Hjermitslev, Ida B. (2020) “The electoral cost of coalition participation: Can anyone escape?” Party Politics 26(4), 510-520

It is a well-established empirical finding that governments on average lose votes during their time in office. This exploratory analysis examines whether all members of coalition governments suffer the electoral cost of governing equally. Using electoral data from 20 parliamentary systems from 1961 to 2015, I compare the electoral performance of junior coalition members, the prime minister of a coalition, and single-party governments. Furthermore, I examine the conditioning effects of economic performance, legislative institutions as well as party ideology and size. I find that there are substantial differences in the electoral cost of governing for different types of coalition participation. The evidence suggests that the prime minister in a coalition is partially insulated from the penalties of government and thus should try to attract junior coalition members whenever possible.

Hjermitslev, Ida B. (2022) “Mainstream Sell-Outs? How Collaboration with the Radical Right Changes Perceptions of Party Positions on Immigration.” Government and Opposition: An International Journal of Comparative Politics 57(1), 31-55

European mainstream right parties are increasingly choosing to include radical right parties in coalition governments or other types of stable and committed cooperation. How does this cooperation affect voters’ perceptions of party positions? This article examines whether coalition signals have a significant impact on voters’ perceptions on the specific policy issues that were at stake in the bargaining process. More specifically, does the issue ownership of the radical right cause voters to perceive mainstream parties as radicalizing on immigration issues pertaining to asylum and multiculturalism? I compare the perceptions of Dutch parties before and after two coalition formations that (formally and informally) involved a radical right party: the coalition with the List Pim Fortuyn in 2002 and the support agreement with the Freedom Party in 2010. Furthermore, I examine the long-term effects of the Danish mainstream right government’s reliance on the support of the radical right Danish People’s Party in 2001-2011.

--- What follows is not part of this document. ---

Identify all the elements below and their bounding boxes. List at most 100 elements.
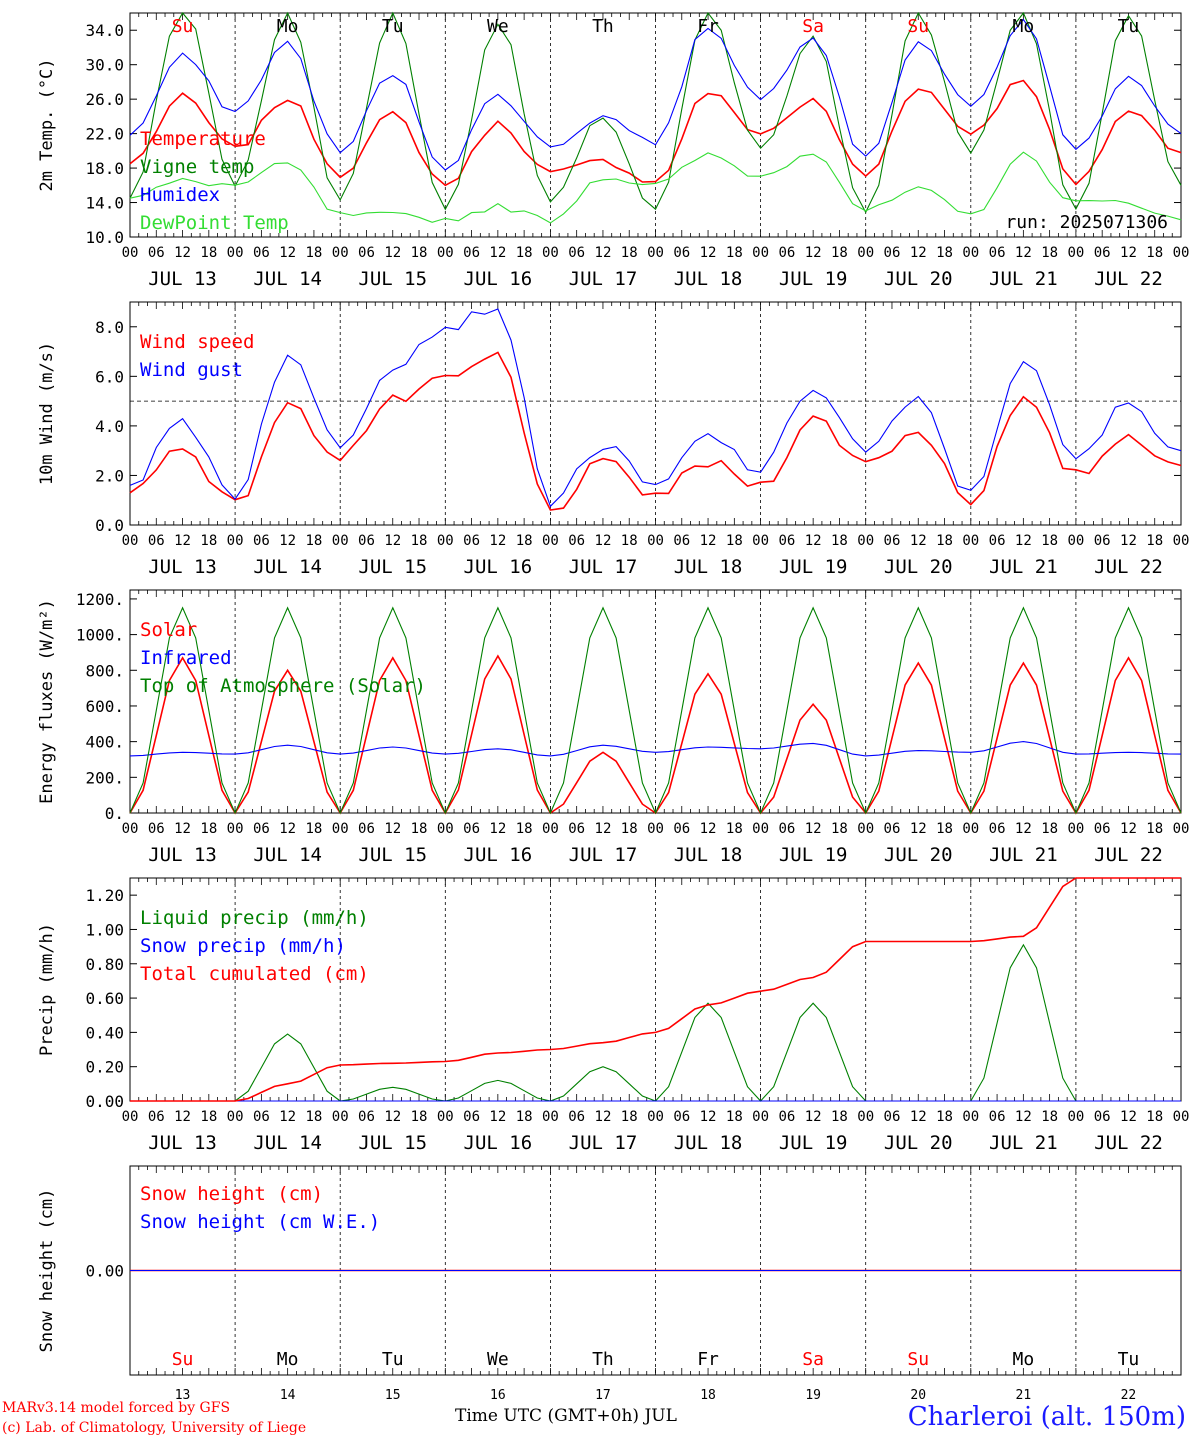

Hjermitslev, Ida B. (2022) “Collaboration or competition? Experimental evidence for coalition heuristics”. European Journal of Political Research

Does coalition formation have a causal effect on the perceived ideological distance between the coalition members? Observational research shows that voters typically think of parties that form a coalition government as more ideologically similar than those that do not, holding everything else constant. Their many qualities aside, the existing studies are not able to establish a causal relationship between coalition formation and changing perceptions. It is quite possible that voters are reacting to concurrent changes in parties’ stated policy and not the coalition information itself. In this paper, I present two survey experiments that isolates the difference between telling voters that two parties can cooperate and telling them that they cannot. In both experiments, I find evidence supporting the theory of coalition heuristics.

Hjermitslev, Ida B. (2022) Between cabinet membership and opposition: Commitment and responsibility of support parties Party Politics

Existing research suggests that government participation is crucial for how voters evaluate party performance and how they cast their votes. However, in real life the distinction between government and opposition is not as straight-forward as one would think. Minority governments often enjoy the legislative support of external support parties, which play an ambiguous role in politics: while they are formally part of the opposition, they are simultaneously committed to keeping the government in office and passing its bills. How do voters evaluate parties that support a minority government? Will they respond to different frames about the significance of the commitment that support parties have made to government policy and survival? In a survey experiment, I test whether framing a written agreement as effective will cause voters to attribute more or less responsibility to the support parties and find that they respond to different frames by altering their perceptions of the importance of the agreement, but not their responsibility attribution.